Bacteria and archaea protect themselves from attack by foreign genetic elements such as plasmids, transposons, and phages, using the CRISPR-Cas adaptive immune system.1, 2, 3 CRISPR-Cas systems are incredibly diverse and widespread in nature, with approximately 40% of bacteria and 90% of archaea encoding one or more systems.4, 5 They are broadly classified into two classes and six types.6 Class 1 systems (types I, III, and IV) have multi-protein surveillance complexes, while Class 2 systems (types II, V, and VI) use single protein effector molecules. The type II systems, which use Cas9 effector proteins, are the most intensively studied and widely used for genome editing purposes.7

Type II CRISPR-Cas systems are subdivided into subtypes (II-A, II-B, and II-C) based on the genetic organization of CRISPR loci and sequence similarity of the Cas9 proteins.6 The type II-A system from Streptococcus pyogenes (SpyCas9), is currently widely used in genome editing,7 and type II-C Cas9 systems like Neisseria meningitidis (NmeCas9) are being explored as more compact and accurate alternatives to SpyCas9.8 Type II CRISPR-Cas immunity is mediated through the activity of the Cas9 protein and two small RNAs known as the CRISPR RNA (crRNA) and a trans-activating CRISPR RNA (tracrRNA). Complementary segments of the tracrRNA and the crRNA interact to form the guide RNA. The crRNA and tracrRNA are commonly engineered into a single guide RNA (sgRNA) for Cas9-mediated genome editing applications.
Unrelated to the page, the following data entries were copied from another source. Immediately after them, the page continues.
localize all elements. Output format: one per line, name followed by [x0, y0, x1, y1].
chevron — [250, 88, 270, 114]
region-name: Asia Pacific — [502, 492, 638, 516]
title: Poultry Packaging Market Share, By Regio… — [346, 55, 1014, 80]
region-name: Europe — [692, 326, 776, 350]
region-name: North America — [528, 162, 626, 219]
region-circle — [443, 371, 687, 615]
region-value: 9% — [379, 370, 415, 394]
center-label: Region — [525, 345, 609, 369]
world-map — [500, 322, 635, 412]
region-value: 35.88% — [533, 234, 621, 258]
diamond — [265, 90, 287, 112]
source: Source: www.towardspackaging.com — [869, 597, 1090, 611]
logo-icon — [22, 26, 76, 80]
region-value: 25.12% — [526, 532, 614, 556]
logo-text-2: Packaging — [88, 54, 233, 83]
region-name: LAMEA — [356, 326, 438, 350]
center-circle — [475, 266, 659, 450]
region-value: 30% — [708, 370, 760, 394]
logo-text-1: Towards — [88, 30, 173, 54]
The biological activity of CRISPR-Cas9 can be divided into three stages: (1) guide RNA loading, (2) recognizing and binding to the guide RNA-targeted foreign DNA sequence, and (3) cleaving the target DNA.7, 9, 10 The multiple domains required for these processes are contained within two regions of Cas9 known as the recognition (REC) lobe and the nuclease (NUC) lobe (Figure 1(a)). The REC lobe, which is important for guide RNA recognition, is composed of two or three REC subdomains and an arginine-rich bridge-helix (BH) that links to the NUC lobe and is crucial for guide RNA-DNA recognition. The NUC lobe includes the HNH and RuvC endonuclease domains, which cleave the foreign DNA target and nontarget strands, respectively. Two linker regions (Linker 1 and 2) flank the HNH domain and allow it to move and access the target DNA molecule. The NUC lobe also contains the wedge (WED) domain and the PAM-interacting domain (PID) which surveys the incoming foreign DNA, binds the protospacer adjacent motif (PAM) located immediately upstream of the DNA target, and allows subsequent unwinding of the target DNA in preparation for pairing with the guide RNA.7 Following this pairing, the HNH and RuvC endonuclease domains cleave the foreign target DNA.
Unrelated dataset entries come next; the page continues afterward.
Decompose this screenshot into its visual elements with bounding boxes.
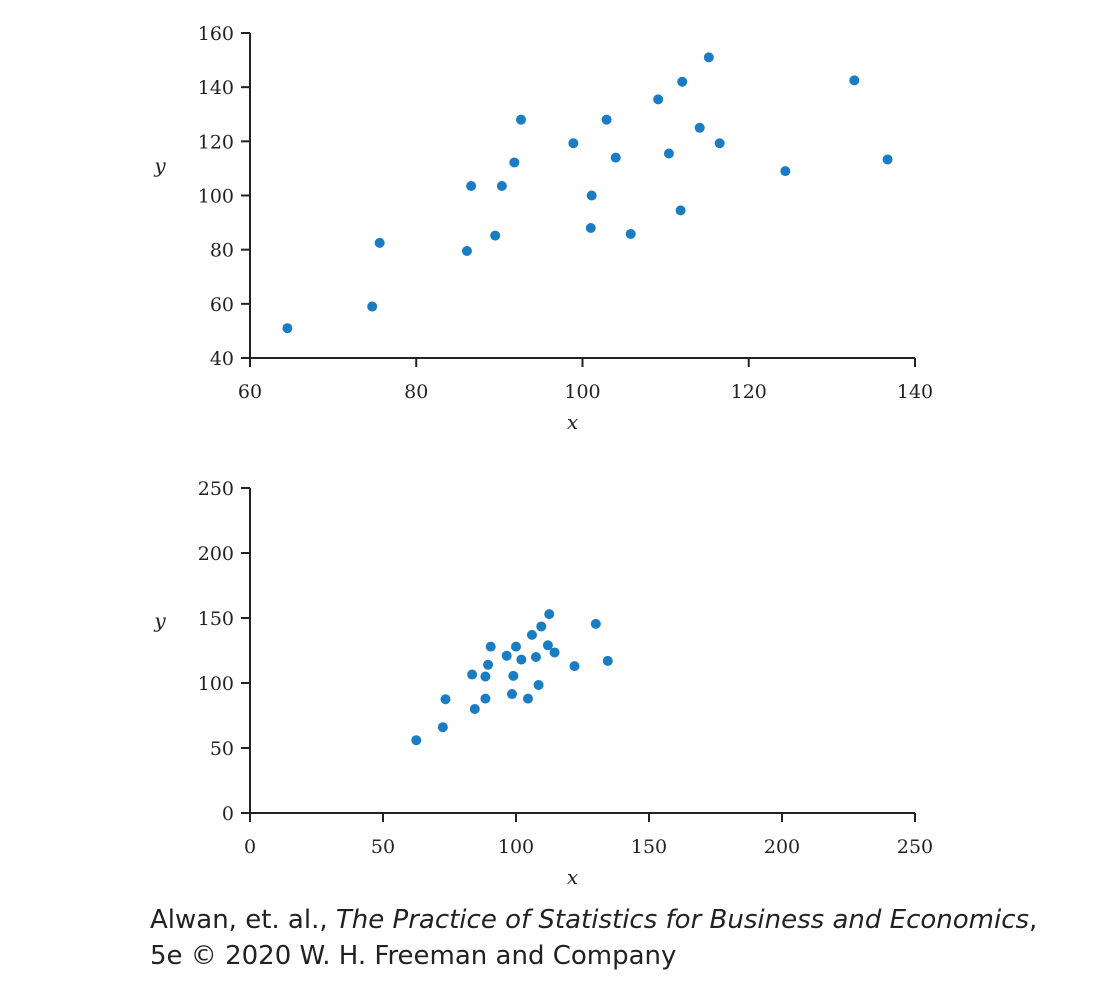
- credit-comma: ,: [1029, 905, 1038, 935]
- data-point: [480, 693, 491, 704]
- credit-line-1: Alwan, et. al., The Practice of Statisti…: [150, 902, 1050, 938]
- credit-authors: Alwan, et. al.,: [150, 905, 336, 935]
- data-point: [440, 694, 451, 705]
- y-tick-label: 150: [198, 608, 234, 630]
- x-tick-label: 100: [564, 381, 600, 403]
- data-point: [625, 228, 636, 239]
- data-point: [536, 621, 547, 632]
- data-point: [714, 138, 725, 149]
- data-point: [569, 661, 580, 672]
- x-tick-label: 50: [371, 836, 395, 858]
- data-point: [542, 640, 553, 651]
- x-tick-label: 100: [498, 836, 534, 858]
- y-tick-label: 120: [198, 131, 234, 153]
- figure-credit: Alwan, et. al., The Practice of Statisti…: [150, 902, 1050, 974]
- data-point: [530, 652, 541, 662]
- y-tick-label: 0: [222, 803, 234, 825]
- data-point: [507, 689, 518, 700]
- data-point: [585, 223, 596, 233]
- data-point: [515, 114, 526, 125]
- y-tick-label: 60: [210, 294, 234, 316]
- data-point: [526, 629, 537, 640]
- x-tick-label: 80: [404, 381, 428, 403]
- data-point: [367, 301, 378, 312]
- y-axis-label: y: [153, 154, 166, 178]
- data-point: [496, 181, 507, 192]
- data-point: [533, 679, 544, 690]
- y-tick-label: 160: [198, 23, 234, 45]
- credit-line-2: 5e © 2020 W. H. Freeman and Company: [150, 941, 677, 971]
- data-point: [461, 246, 472, 257]
- data-point: [522, 693, 533, 704]
- data-point: [544, 609, 555, 620]
- y-tick-label: 200: [198, 543, 234, 565]
- x-tick-label: 60: [238, 381, 262, 403]
- data-point: [677, 76, 688, 87]
- x-tick-label: 200: [764, 836, 800, 858]
- y-tick-label: 100: [198, 186, 234, 208]
- y-tick-label: 80: [210, 240, 234, 262]
- data-point: [675, 205, 686, 216]
- x-axis-label: x: [567, 410, 578, 434]
- x-tick-label: 120: [731, 381, 767, 403]
- data-point: [694, 122, 705, 133]
- credit-book-title: The Practice of Statistics for Business …: [335, 905, 1030, 935]
- data-point: [467, 669, 478, 680]
- data-point: [882, 154, 893, 165]
- data-point: [516, 654, 527, 665]
- data-point: [509, 157, 520, 168]
- scatter-plot-bottom: 0 50 100 150 200 250 0 50 100 150 200 250 x y: [153, 478, 933, 889]
- data-point: [780, 166, 791, 177]
- data-point: [849, 75, 860, 86]
- data-point: [610, 152, 621, 163]
- data-point: [374, 237, 385, 248]
- data-point: [511, 641, 521, 652]
- data-point: [703, 52, 714, 63]
- x-tick-label: 150: [631, 836, 667, 858]
- data-point: [508, 670, 519, 681]
- x-tick-label: 140: [897, 381, 933, 403]
- data-point: [586, 190, 597, 201]
- data-point: [437, 722, 448, 733]
- y-tick-label: 100: [198, 673, 234, 695]
- data-point: [282, 323, 293, 334]
- data-point: [501, 650, 512, 661]
- y-tick-label: 140: [198, 77, 234, 99]
- data-point: [602, 655, 613, 666]
- data-point: [411, 735, 422, 746]
- x-tick-label: 0: [244, 836, 256, 858]
- data-point: [480, 671, 491, 682]
- data-point: [568, 138, 579, 149]
- x-axis-label: x: [567, 865, 578, 889]
- data-point: [601, 114, 612, 125]
- y-axis-label: y: [153, 609, 166, 633]
- y-tick-label: 50: [210, 738, 234, 760]
- data-point: [485, 641, 496, 652]
- data-point: [590, 618, 601, 629]
- data-point: [490, 230, 501, 241]
- x-tick-label: 250: [897, 836, 933, 858]
- y-tick-label: 40: [210, 348, 234, 370]
- data-point: [483, 659, 494, 670]
- data-point: [663, 148, 674, 159]
- data-point: [653, 94, 664, 105]
- data-point: [466, 181, 477, 192]
- data-point: [549, 647, 560, 658]
- data-point: [469, 704, 480, 714]
- y-tick-label: 250: [198, 478, 234, 500]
Type II CRISPR-Cas9 proteins typically range in size from ∼800 to ∼1400 amino acids.11 Type II-B Cas9s are generally the largest, with the Francisella novicida Cas9 (FnoCas9) at 1629 residues12 and type II-C Cas9s are generally the most compact, with Neisseria meningitidis Cas9 (Nme1Cas9) and Campylobacter jejuni Cas9 (CjeCas9) consisting of only 1083 and 984 residues, respectively.13, 14 The size differences are primarily due to variable REC lobes; the REC lobes of larger Cas9s are composed of three REC domains, while smaller Cas9s, such as SauCas9 and the type II-C Cas9s, have only two REC domains (Figure 1(b)).
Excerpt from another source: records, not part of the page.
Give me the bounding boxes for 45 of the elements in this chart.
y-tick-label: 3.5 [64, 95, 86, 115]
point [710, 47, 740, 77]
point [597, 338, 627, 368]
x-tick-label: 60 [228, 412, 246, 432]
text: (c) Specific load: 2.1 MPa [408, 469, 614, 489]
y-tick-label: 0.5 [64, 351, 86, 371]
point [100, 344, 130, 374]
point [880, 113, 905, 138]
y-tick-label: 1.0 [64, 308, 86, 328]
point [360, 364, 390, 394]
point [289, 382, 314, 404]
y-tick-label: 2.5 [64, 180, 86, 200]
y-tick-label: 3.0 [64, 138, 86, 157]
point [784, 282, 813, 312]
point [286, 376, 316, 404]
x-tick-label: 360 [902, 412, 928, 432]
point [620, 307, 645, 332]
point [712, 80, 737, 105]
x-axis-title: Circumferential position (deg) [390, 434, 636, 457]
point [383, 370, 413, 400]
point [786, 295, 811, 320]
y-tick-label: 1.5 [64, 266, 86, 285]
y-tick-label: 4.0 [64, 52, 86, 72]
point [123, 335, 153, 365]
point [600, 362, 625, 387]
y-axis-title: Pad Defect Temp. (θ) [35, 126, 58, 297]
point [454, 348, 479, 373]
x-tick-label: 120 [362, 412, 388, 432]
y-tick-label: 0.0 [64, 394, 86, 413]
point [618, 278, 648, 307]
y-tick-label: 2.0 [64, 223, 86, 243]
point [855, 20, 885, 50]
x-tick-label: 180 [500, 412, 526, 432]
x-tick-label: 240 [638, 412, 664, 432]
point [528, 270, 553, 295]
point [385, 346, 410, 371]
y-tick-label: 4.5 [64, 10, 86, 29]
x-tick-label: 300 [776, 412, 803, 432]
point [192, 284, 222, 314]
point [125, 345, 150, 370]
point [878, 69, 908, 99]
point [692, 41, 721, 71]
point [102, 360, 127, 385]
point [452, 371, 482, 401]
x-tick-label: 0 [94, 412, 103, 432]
To circumvent bacterial CRISPR-Cas defence, phages encode small proteins that inactivate CRISPR-Cas systems. In 2013, the first of these protein inhibitors, known as “anti-CRISPR” proteins, were discovered against the type I-F CRISPR-Cas system15 and in 2016 the first anti-CRISPRs that inactivate type II CRISPR-Cas9 systems were described.16 Anti-CRISPR proteins are named after the type of CRISPR-Cas system being inhibited, followed by a number according to the order of discovery. For example, the first anti-CRISPR discovered to inhibit the type II-C CRISPR-Cas system was designated AcrIIC1.16 Numerous reports of additional type II anti-CRISPR proteins soon followed and an online database (https://tinyurl.com/anti-CRISPR) was created to register the names of newly discovered anti-CRISPR proteins.[18] There are currently 38 distinct families of proteins described that inhibit a variety of CRISPR-Cas9 systems. Studies of these type II anti-CRISPR proteins have shown that phages incorporate a tremendously diverse arsenal of proteins to combat Cas9-based immunity. In this review, we explore the various inhibitory mechanisms of all reported type II anti-CRISPR proteins.